The Blurb On The Back:
At the start of 1987, Primo Levi took part in a remarkable series of conversations about his early life with a friend and fellow writer, Giovanni Tesio. This book is the result of those meetings, originally intended to be the basis for an authorised biography and published here in English for the first time.
In a densely packed dialogue, Levi responds to Tesio’s tactful and never too insistent questions with a watchful readiness and candour, breaking through the reserve of the public persona to allow a more intimate self to emerge. Following the thread of memory, he lucidly discusses his family, his childhood, his education during the Fascist period, his adolescent friendships, his reading, his shyness and his passion for mountaineering, and recounts his wartime experience as a partisan and the terrible price it exacted from him and his comrades. Though we glimpse his later life as a writer, the story breaks off just before his deportation to Auschwitz due to his sudden death.
In The Last Interview, Levi the man, the witness, the chemist and the writer all unite to offer us a story which is also a window onto history. These conversations shed new light on Levi’s life and will appeal to the many readers of this most eloquent witness to the horrors of the Holocaust.
You can order Primo Levi: The Last Interview – Conversations with Giovanni Tesio by Giovanni Tesio from Amazon UK, Waterstone’s or Bookshop.org UK. I earn commission on any purchases made through these links.

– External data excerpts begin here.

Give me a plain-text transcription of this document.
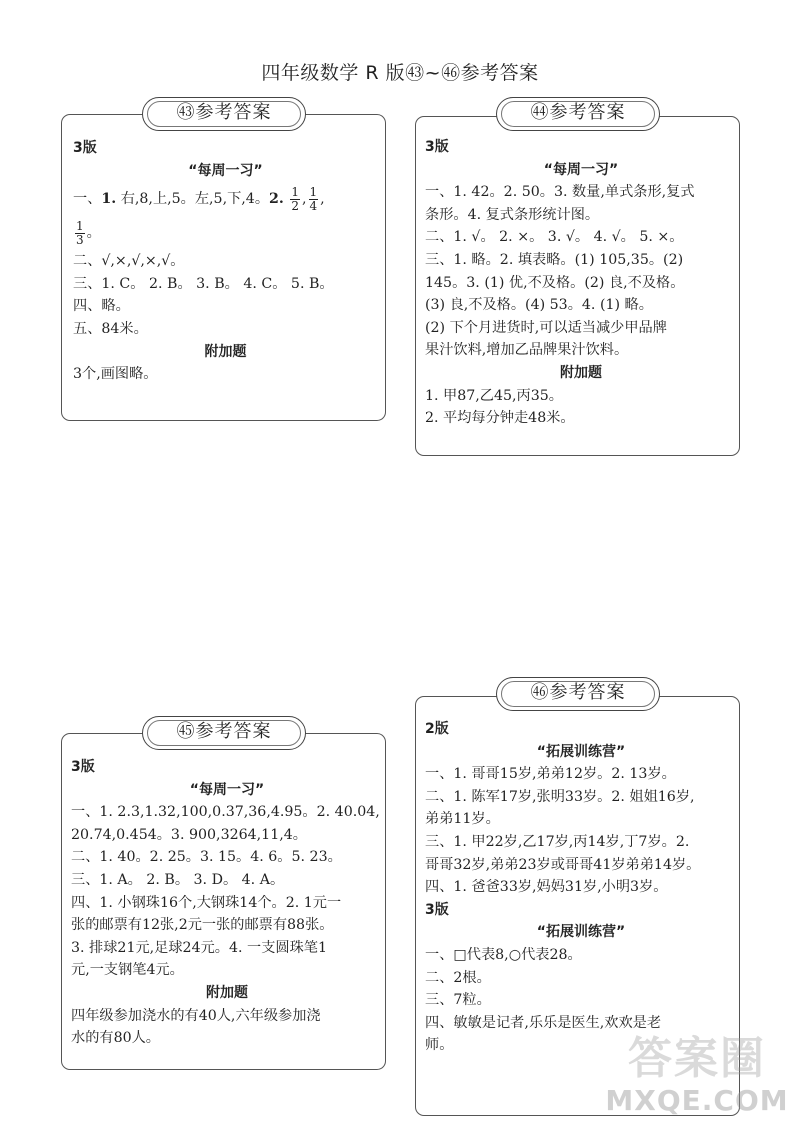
四年级数学 R 版㊸~㊻参考答案
㊸参考答案
3版
“每周一习”
一、1. 右,8,上,5。左,5,下,4。2. $\frac{1}{2}$ , $\frac{1}{4}$ ,
$\frac{1}{3}$ 。
二、√,×,√,×,√。
三、1. C。 2. B。 3. B。 4. C。 5. B。
四、略。
五、84米。
附加题
3个,画图略。
㊹参考答案
3版
“每周一习”
一、1. 42。2. 50。3. 数量,单式条形,复式
条形。4. 复式条形统计图。
二、1. √。 2. ×。 3. √。 4. √。 5. ×。
三、1. 略。2. 填表略。(1) 105,35。(2)
145。3. (1) 优,不及格。(2) 良,不及格。
(3) 良,不及格。(4) 53。4. (1) 略。
(2) 下个月进货时,可以适当减少甲品牌
果汁饮料,增加乙品牌果汁饮料。
附加题
1. 甲87,乙45,丙35。
2. 平均每分钟走48米。
㊺参考答案
3版
“每周一习”
一、1. 2.3,1.32,100,0.37,36,4.95。2. 40.04,
20.74,0.454。3. 900,3264,11,4。
二、1. 40。2. 25。3. 15。4. 6。5. 23。
三、1. A。 2. B。 3. D。 4. A。
四、1. 小钢珠16个,大钢珠14个。2. 1元一
张的邮票有12张,2元一张的邮票有88张。
3. 排球21元,足球24元。4. 一支圆珠笔1
元,一支钢笔4元。
附加题
四年级参加浇水的有40人,六年级参加浇
水的有80人。
㊻参考答案
2版
“拓展训练营”
一、1. 哥哥15岁,弟弟12岁。2. 13岁。
二、1. 陈军17岁,张明33岁。2. 姐姐16岁,
弟弟11岁。
三、1. 甲22岁,乙17岁,丙14岁,丁7岁。2.
哥哥32岁,弟弟23岁或哥哥41岁弟弟14岁。
四、1. 爸爸33岁,妈妈31岁,小明3岁。
3版
“拓展训练营”
一、□代表8,○代表28。
二、2根。
三、7粒。
四、敏敏是记者,乐乐是医生,欢欢是老
师。	答案圈
MXQE.COM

The Review (Cut For Spoilers):
Giovanni Tesio is Professor of Italian Literature at the University of Eastern Piedmont and was a friend of Primo Levi. This book (translated from Italian by Judith Woolf) consists of 3 interviews with Levi for a planned authorised biography but Levi died before they were completed and Tesio was reluctant to press him when he became uncomfortable so what’s here seems a bit shallow and dull and I’m not sure what they add to Levi’s legacy.

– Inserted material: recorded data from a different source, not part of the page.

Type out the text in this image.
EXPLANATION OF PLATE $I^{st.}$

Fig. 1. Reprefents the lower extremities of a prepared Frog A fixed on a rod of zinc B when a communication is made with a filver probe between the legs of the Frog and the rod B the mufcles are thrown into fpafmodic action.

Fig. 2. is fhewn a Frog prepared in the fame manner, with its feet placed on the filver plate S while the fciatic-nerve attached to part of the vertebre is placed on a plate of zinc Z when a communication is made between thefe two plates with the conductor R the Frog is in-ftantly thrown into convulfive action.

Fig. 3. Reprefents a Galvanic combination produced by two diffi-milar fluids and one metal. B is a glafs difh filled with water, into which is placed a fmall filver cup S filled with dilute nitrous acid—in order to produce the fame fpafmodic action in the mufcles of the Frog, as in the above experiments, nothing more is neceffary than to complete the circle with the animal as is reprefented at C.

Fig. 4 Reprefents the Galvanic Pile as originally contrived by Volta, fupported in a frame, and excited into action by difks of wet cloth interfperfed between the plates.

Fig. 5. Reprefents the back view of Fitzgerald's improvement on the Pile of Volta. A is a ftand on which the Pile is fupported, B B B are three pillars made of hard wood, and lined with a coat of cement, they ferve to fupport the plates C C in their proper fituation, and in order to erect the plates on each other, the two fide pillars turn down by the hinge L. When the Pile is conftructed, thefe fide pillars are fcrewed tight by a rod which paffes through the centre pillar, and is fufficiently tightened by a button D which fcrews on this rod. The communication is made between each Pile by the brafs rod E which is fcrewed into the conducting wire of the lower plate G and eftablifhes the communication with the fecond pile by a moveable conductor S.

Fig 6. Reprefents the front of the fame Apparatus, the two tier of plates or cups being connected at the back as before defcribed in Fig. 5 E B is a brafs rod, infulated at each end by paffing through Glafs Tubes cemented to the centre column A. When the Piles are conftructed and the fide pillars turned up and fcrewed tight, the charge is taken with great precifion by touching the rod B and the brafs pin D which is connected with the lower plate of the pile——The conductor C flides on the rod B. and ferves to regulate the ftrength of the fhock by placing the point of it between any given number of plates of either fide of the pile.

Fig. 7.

I didn’t know a huge amount about Primo Levi before picking up this book, other than that he was a writer and scientist who had written a moving account of his time at Auschwitz. I therefore came into this book hoping to learn a bit more about the man, how he thought and what he felt and this is probably why I felt so disappointed by this book because Tesio’s interest is very much on Levi’s childhood and school career and he asks a lot of questions about who Levi’s teachers were at secondary school and what Levi thought of them. From the footnotes, it seems that some of Levi’s teachers were well known in Italian academia so if you’re interested in that topic then there’s something for you here but for more casual readers like me, it was pretty dull.
To be fair, Tesio says at the outset that he didn’t really have a plan for his interviews with Levi (carried out on 12th January 1987, 26th January 1987 and 8th February 1987) and Levi died in April before they could be taken any further so it may be that Tesio would have come back to some of the subjects here and sought to develop them further (certainly the last 2 interviews do circle back to questions and people Tesio raised in the first). Tesio also says in his foreword that he deliberately didn’t press Levi on subjects that he seemed reluctant to discuss or explore and would frequently turn the recorder off (indeed, there are a couple of places in the interview where Tesio explicitly offers to do so). I would have liked to have had an explanation for why Tesio took that approach and whether he regrets it in retrospect.
The interviews themselves are set out in a bald format with Tesio essentially transcribing questions and answers without adding anything about tone or pauses or anything to flesh them out and much of what’s discussed appears to echo THE PERIODIC TABLE (the short stories that Levi produced that draw on his real life) with Tesio’s extensive footnotes providing further context and explanation but also giving credit to information set out in other biographies of Levi. Judith Woolf (who translated this book) writes a useful foreword that sets out some facts about Levi’s life, which provides additional context to what’s in the interviews.
All in all, it’s not that this is a bad book and I did come away with some idea of who Levi was as a person but it’s very bare bones and lacking in context. Additionally, for me I kept wondering why Tesio was publishing it such a long time after Levi’s death (this was originally published in Italy in 2016) and what he wanted readers to take away from it and there’s just no information on that. As such, I think this is really for Levi completists and even then, I have to wonder what this book would give you that isn’t already available elsewhere.
Thanks to the Amazon Vine Programme for the review copy of this book.